We live in this world of unreal patterns and real lives where inexplicable things happen all the time.
Overhead, I see two beams of pale light piercing the sky and reflecting at an angle. The towers of light remind us of an incident. Not a pattern. After over a decade of war, no one in authority will admit what we are fighting or why. All that ash and rubble, the twisted steel and the falling bodies, are not part of a pattern. But when a Muslim cabbie is stabbed by a sloppy drunk, that is a pattern.
Most of us see the real patterns, even if only hazily, like the beams of light cutting across the sky. And we see that the unreal patterns, the obsessions with Muslim backlashes and the martyrdom of Trayvon Martin, are unreal things. Not true patterns, but false patterns that reflect at an angle from the true light.
We do not speak of these true patterns. But we know them. They stir in us when the right moment appears. They keep us alive.
Millions walk through life with this double vision, the lenses of their minds blurring the real and the unreal, paying lip service to the grave threat that someone will spray paint a mosque while nervously studying the Muslim sitting in front of them on the trip out of Logan Airport or voting for Obama but moving out to the suburbs.
Those who fail to develop that double vision, who mistake the false patterns for the true patterns, often come to bad ends because they are unequipped to recognize danger when they see it. They see incidents where they should see patterns and patterns where they should see incidents. And finally one of those invisible patterns that they can’t see swallows them whole.
We deal with problems as incidents or patterns. An incident is resolved once, but a problem requires a more enduring answer.
Patterns are power. The pattern-makers and pattern-dealers derive theirs from being able to dictate the problem and the solution. They are determined to educate us, to explain us to ourselves, to understand things for us, and explain them to us so that we will see the same patterns that they do. They know all too well that if we stop seeing their patterns, their cause and their power will die.
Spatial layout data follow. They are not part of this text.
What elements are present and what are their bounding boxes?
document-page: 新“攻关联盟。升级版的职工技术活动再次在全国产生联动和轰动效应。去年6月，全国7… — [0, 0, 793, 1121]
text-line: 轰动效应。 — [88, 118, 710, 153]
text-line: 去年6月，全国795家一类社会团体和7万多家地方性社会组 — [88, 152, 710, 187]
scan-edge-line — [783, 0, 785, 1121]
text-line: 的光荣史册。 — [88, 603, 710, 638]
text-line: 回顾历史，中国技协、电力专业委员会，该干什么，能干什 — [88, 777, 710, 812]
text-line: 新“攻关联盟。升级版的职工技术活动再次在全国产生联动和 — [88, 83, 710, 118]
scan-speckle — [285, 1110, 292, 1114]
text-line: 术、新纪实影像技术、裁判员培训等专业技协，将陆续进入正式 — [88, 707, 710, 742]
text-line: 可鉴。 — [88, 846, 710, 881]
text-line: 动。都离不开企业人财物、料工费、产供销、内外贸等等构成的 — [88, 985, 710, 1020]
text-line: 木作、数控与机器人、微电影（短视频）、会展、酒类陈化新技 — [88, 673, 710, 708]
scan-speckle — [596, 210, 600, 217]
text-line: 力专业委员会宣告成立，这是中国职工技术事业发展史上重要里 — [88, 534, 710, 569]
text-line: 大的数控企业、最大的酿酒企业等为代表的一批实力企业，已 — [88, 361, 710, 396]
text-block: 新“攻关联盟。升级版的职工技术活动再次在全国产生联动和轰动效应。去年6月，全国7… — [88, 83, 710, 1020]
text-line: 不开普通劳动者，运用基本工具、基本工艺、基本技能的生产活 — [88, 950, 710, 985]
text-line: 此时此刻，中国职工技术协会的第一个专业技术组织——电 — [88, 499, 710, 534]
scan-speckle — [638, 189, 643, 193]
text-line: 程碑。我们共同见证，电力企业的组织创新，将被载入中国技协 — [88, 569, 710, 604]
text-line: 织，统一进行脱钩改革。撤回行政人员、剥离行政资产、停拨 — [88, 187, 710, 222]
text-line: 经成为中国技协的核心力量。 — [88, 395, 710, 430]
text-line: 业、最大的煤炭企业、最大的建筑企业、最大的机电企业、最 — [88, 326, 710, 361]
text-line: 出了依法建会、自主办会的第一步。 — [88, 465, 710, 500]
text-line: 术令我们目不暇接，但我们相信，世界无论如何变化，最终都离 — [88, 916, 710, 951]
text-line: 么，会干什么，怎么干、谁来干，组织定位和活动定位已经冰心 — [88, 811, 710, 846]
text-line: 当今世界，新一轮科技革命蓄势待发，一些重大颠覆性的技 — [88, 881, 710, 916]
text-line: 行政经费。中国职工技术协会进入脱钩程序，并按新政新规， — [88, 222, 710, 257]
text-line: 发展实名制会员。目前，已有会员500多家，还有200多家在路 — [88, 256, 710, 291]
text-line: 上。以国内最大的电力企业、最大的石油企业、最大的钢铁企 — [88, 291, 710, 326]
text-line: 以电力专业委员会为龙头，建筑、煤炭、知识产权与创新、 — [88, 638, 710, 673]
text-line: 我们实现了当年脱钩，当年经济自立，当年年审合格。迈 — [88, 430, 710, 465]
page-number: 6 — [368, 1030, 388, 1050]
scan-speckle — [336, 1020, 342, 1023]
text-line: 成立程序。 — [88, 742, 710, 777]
For now it is men like Jeffrey Babbitt or the spectators in the Boston Marathon and the soldiers at Fort Hood who die. They die caught in an invisible pattern that they cannot see. The pattern is no great mystery. It can be seen by anyone with their eyes open. It does not need to be manufactured or spun. It is simply common sense.
Meanwhile their governments attend to false patterns, chase moderates, and promote democracy in the Middle East. In the Ivy League or any European NGO these patterns seem very real. But the patterns are manufactured to promote ideas about who should run things. The patterns themselves do not run things. They cannot change reality, only our perceptions of it.
The gathered pattern, like the lives of men, tells a story. The story has many themes and characters, but it is always mainly about two things; who should run things and what should be done about it.
We live in a world of phony patterns, of global environmental apocalypses made to order, of shadows and illusions, of phantom fears, panics and doubts. But beneath the illusions of ideas that clothe the false world is a world of real patterns and real observations. This world is the one where problems can be solved as long as we learn to see the pattern.
But even in the liberal world of ghosts and shadows, where rogue air conditioners and cow flatulence are a greater threat to the planet than the nuclear bomb, where Lashawn Marten was oppressed by the unconscious white privilege of Jeffrey Babbitt who died for what he did not even know he had, where every social problem can be solved by destroying the patterns of the past and replacing them with the terrible blank slate of the future, where Muslim terrorism is a phantom fear of bigots, these true patterns intrude.
Terrible acts of violence momentarily tear apart the world of illusion with blood and fire and reveal the terrible truth lurking inside the lies.
On September 11, thousands of New Yorkers standing at Union Square looked downtown to see a plume of smoke rising over Broadway. I was one of them. Some fell to making anti-war posters on the spot. Others enlisted in a long war. On another distant September, some New Yorkers came to the defense of a 62-year-old man being beaten to death for the color of his skin. Others walked on to the farmers’ market, bought their organic peaches while the liberal memes in their heads told them to see no evil.
Our lives are sharpest and clearest when we see the pattern. In moments of revelation, the comforting illusions are torn away and the true pattern of our world stands revealed, waiting for us to act.